Since the price of gold generally rises with the with the quantity of money, it makes perfect sense that gold would perform well with the M2 money supply growing at 23% YoY, as it is currently. Further, it doesn’t take much extrapolation or imagination to see the path toward continued fast money growth. After all, with policy rates at 0.00%, the remaining tools of fiscal spending that is funded by an ever-growing Fed balance sheet (i.e. money growth) makes logical sense at this juncture.
With the fundamental case for higher gold prices out of the way, let’s move onto gold’s application as a portfolio diversifier. The reason it makes sense to form multi-asset portfolios vs all-equity portfolios is that equity risk hard to diversify away with a portfolio of…equities. Indeed, even as there exists idiosyncratic risk exposures of individual stocks, there are market forces of demographics, interest rates, productivity levels, economic growth rates, etc. that affect both public and non-public equities. One way to show this concept is simply to plot the average correlation between stocks in the S&P 500. The average correlation between the S&P 500 constituents ranges from 40-60% in normal times and then rises towards 100% in selloffs (see early 2018, late 2018, early 2020). In other words, all that idiosyncratic risk exposure of equities as an asset class (both public and private as we recently learned) gets tossed out the window in a selloff and one’s “diversified” equity portfolio morphs into market risk only, or beta.

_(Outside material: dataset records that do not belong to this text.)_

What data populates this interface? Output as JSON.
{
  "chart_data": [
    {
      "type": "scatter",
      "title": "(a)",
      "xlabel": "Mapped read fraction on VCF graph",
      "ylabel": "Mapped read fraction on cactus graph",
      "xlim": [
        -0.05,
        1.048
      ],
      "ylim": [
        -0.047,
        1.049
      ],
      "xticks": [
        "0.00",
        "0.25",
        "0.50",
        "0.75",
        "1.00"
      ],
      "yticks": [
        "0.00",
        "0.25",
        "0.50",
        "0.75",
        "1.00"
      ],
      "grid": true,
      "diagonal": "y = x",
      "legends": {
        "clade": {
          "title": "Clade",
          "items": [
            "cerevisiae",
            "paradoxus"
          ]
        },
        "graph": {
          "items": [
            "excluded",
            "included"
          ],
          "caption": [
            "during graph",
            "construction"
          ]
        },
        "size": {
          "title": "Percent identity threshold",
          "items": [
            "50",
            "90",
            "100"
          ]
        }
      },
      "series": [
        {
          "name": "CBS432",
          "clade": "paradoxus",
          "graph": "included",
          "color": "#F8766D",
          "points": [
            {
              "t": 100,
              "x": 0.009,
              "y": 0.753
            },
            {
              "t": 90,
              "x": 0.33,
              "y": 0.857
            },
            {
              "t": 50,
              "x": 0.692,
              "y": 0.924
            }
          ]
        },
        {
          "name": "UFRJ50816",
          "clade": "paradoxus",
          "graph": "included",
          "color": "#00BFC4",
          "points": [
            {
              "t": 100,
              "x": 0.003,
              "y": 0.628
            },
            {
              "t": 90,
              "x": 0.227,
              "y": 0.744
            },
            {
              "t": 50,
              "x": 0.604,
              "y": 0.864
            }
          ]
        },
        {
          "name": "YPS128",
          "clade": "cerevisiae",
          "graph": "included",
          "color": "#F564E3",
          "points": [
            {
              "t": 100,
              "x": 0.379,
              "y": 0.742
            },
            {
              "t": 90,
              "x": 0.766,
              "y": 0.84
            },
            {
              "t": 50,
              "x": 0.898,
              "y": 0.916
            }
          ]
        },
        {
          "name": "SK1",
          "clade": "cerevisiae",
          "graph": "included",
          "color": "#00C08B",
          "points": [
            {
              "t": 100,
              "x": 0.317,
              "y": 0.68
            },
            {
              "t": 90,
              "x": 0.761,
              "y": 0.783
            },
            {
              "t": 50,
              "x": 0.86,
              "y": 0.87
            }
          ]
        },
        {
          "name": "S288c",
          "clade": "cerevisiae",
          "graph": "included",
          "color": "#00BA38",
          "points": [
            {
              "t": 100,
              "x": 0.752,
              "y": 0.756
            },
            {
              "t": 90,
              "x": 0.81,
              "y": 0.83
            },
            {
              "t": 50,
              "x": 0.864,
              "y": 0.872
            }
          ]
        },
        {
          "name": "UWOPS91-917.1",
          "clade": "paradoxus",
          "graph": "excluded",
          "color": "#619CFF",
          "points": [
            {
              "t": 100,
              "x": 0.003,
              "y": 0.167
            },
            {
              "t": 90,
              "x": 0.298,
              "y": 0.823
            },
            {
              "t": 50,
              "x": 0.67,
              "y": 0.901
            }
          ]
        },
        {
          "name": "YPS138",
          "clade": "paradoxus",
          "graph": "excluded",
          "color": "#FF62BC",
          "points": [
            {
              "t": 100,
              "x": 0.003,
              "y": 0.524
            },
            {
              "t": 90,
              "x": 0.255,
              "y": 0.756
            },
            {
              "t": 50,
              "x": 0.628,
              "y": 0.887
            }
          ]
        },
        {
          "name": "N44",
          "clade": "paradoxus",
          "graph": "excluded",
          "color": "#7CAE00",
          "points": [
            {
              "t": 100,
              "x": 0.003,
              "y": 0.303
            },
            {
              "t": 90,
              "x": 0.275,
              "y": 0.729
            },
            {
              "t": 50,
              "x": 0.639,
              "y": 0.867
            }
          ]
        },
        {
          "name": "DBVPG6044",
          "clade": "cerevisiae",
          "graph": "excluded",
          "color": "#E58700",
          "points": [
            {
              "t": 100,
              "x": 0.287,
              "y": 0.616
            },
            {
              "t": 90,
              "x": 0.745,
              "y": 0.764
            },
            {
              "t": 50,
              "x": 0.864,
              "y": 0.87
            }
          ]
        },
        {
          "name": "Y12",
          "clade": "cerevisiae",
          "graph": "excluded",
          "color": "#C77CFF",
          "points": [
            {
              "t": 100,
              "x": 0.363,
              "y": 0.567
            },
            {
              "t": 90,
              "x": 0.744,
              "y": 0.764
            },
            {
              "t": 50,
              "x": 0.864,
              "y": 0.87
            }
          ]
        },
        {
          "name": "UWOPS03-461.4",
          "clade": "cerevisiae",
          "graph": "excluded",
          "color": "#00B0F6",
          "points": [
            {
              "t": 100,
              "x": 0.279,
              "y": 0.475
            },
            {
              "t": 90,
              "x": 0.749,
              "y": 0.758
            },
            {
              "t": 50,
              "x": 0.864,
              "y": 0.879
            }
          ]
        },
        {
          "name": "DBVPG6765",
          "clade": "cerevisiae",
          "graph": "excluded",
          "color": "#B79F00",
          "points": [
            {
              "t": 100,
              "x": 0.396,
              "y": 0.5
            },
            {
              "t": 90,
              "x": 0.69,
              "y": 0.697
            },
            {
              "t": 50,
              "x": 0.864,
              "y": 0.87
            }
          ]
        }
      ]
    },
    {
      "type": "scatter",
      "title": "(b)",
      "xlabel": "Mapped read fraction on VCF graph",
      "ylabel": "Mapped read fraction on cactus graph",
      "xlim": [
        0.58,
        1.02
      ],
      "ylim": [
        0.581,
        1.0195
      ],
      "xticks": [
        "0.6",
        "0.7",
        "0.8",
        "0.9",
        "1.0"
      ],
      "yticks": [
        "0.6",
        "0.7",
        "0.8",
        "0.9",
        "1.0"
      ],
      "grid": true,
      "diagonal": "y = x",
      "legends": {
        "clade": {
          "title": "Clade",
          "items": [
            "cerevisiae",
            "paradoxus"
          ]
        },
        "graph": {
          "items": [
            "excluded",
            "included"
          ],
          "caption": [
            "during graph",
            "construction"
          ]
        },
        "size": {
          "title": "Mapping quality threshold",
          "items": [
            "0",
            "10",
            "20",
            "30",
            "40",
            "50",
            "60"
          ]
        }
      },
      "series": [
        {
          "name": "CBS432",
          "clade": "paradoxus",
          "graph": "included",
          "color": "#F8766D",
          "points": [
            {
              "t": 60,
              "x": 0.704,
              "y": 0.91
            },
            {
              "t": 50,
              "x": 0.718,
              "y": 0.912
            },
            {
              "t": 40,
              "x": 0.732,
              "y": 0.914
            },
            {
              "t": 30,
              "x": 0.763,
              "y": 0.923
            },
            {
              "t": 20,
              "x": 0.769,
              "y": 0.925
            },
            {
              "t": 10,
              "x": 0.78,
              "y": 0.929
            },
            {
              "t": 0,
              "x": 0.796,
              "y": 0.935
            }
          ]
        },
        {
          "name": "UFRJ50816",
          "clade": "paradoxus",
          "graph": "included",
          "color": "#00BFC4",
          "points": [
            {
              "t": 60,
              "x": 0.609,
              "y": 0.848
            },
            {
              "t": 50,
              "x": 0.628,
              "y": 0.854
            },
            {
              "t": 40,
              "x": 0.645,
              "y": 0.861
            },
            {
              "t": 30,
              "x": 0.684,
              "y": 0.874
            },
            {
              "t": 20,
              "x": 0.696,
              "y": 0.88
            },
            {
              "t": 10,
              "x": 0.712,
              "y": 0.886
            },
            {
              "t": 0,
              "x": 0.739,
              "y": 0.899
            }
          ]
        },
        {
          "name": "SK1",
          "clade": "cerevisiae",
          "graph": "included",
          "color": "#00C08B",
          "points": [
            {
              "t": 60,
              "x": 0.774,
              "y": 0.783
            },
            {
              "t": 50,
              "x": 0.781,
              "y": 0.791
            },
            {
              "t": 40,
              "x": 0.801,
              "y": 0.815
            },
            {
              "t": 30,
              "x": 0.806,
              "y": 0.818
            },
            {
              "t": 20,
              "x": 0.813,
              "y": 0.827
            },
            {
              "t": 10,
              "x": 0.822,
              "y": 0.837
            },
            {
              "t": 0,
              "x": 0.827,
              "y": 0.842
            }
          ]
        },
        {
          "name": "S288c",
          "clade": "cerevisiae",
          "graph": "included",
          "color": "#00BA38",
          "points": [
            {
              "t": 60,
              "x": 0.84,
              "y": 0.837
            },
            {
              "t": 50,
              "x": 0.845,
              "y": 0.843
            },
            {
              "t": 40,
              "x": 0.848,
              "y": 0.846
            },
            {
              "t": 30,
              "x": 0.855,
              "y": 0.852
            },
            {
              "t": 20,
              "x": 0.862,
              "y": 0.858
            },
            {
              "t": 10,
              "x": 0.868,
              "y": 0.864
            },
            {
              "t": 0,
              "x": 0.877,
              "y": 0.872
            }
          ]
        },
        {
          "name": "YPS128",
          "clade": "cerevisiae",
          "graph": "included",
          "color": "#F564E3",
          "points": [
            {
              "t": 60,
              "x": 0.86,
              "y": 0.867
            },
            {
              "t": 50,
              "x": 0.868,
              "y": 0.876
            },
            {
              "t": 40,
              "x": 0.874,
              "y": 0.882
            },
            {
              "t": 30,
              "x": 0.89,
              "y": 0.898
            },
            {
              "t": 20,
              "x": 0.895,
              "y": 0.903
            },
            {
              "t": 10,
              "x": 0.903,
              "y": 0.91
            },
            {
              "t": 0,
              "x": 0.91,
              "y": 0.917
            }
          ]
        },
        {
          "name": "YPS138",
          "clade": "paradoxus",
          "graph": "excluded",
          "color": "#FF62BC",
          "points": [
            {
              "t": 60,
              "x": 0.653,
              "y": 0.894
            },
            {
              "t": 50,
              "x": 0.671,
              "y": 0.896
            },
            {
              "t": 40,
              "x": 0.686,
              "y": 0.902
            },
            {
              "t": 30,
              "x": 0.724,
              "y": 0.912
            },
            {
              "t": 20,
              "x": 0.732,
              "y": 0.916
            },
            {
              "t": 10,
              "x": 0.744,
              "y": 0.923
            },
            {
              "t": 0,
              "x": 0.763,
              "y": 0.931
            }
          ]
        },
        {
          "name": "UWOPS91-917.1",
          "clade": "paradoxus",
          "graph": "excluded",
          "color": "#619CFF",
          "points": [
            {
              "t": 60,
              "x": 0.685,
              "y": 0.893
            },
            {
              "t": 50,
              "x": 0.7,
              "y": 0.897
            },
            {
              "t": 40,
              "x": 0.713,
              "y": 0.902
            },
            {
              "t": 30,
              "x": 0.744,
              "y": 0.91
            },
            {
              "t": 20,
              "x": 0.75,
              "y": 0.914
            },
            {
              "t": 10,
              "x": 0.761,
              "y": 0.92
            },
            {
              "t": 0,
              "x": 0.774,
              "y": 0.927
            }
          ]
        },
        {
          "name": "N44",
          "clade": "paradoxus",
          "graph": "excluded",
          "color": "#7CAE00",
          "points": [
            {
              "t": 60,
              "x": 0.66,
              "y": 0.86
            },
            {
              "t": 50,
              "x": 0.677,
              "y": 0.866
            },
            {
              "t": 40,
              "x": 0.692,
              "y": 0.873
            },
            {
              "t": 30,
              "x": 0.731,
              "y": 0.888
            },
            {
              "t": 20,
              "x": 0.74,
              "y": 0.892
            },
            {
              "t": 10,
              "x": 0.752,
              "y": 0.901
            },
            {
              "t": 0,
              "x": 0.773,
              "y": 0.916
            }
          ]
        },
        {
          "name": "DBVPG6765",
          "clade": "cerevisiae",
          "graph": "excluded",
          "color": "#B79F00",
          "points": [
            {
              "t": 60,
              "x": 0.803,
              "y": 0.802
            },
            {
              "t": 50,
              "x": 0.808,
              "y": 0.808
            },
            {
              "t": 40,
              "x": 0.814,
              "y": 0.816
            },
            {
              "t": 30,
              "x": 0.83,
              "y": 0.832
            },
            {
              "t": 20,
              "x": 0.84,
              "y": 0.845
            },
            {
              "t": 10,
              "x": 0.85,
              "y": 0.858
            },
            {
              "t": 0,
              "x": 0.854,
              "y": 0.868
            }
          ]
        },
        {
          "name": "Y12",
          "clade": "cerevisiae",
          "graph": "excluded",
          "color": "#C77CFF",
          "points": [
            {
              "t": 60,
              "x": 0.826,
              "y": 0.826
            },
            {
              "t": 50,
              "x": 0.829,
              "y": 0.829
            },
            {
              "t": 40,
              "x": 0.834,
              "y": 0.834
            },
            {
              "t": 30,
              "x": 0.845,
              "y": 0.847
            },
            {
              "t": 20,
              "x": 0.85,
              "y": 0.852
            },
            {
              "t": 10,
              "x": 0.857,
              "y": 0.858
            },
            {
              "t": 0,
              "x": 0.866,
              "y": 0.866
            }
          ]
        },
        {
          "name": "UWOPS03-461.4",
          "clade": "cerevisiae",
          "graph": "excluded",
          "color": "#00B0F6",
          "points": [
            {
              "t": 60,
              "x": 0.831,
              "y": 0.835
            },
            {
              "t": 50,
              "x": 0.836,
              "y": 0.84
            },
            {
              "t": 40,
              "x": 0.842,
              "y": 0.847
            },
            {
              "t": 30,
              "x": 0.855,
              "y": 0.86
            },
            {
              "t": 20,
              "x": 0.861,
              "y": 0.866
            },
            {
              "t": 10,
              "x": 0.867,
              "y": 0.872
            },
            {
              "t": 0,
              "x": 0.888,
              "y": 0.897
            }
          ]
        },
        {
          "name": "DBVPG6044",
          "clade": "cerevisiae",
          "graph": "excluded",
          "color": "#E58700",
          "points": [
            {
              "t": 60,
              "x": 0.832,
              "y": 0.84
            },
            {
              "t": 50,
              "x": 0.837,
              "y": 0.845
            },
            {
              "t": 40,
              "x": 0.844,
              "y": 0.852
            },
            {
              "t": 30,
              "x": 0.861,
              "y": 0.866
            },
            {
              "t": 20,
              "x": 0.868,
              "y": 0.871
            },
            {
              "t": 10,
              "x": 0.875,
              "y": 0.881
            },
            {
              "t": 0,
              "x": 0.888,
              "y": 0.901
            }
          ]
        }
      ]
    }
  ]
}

It used to be that long-term Treasury bonds could be used as a diversification tool to cushion the blow of equity selloffs because they typically appreciated a lot during market drawdowns. We can show this by plotting the correlation between US stocks and long-term bonds in the bottom panel in the next chart. Since 2014, long bonds were nearly always negatively correlated with stocks and had a central tendency of -10% correlation to -40% correlation. That negative correlation is what you want from a hedge, or diversifier. But, you also need capital appreciation potential from that hedge. Bonds don’t have that anymore, as I previously showed.
What about inflation protected bonds? TIPS don’t have an interest rate floor the same way nominal bonds do. Theoretically, TIPS yields could trade severely negative if the Fed caps 10-year nominal bond yields at say, 0.50%, while actual inflation runs at 3% or 4%. TIPS also have a negative correlation with stocks just like nominal bonds as we see in the next chart. So, it appears, that TIPS may still have a place in a diversified portfolio as a hedge.
Now, let’s turn to gold. Gold exhibits the same negative correlation with stocks that both the nominal bonds and TIPS do. However, unlike nominal bonds it has no theoretical upside. And unlike TIPS, gold may appreciate in price independent of actual or expected inflation trends.
That is not to say, however, that gold and TIPS aren’t related. Indeed, gold and TIPS sport an average correlation between +40% to +60% (first chart below). This compares to a negative correlation between nominal long-term bonds and gold (second chart below). But the drivers in their price are different enough to justify places for both asset classes in a diversified portfolio. Indeed, gold has outperformed TIPS by 20% over the last 12 months and is undergoing what a technician might call a base breakout vs TIPS (third chart below). This action undoubtedly is a result of that growing supply of money to offset what is admittedly a hugely deflationary economic backdrop currently.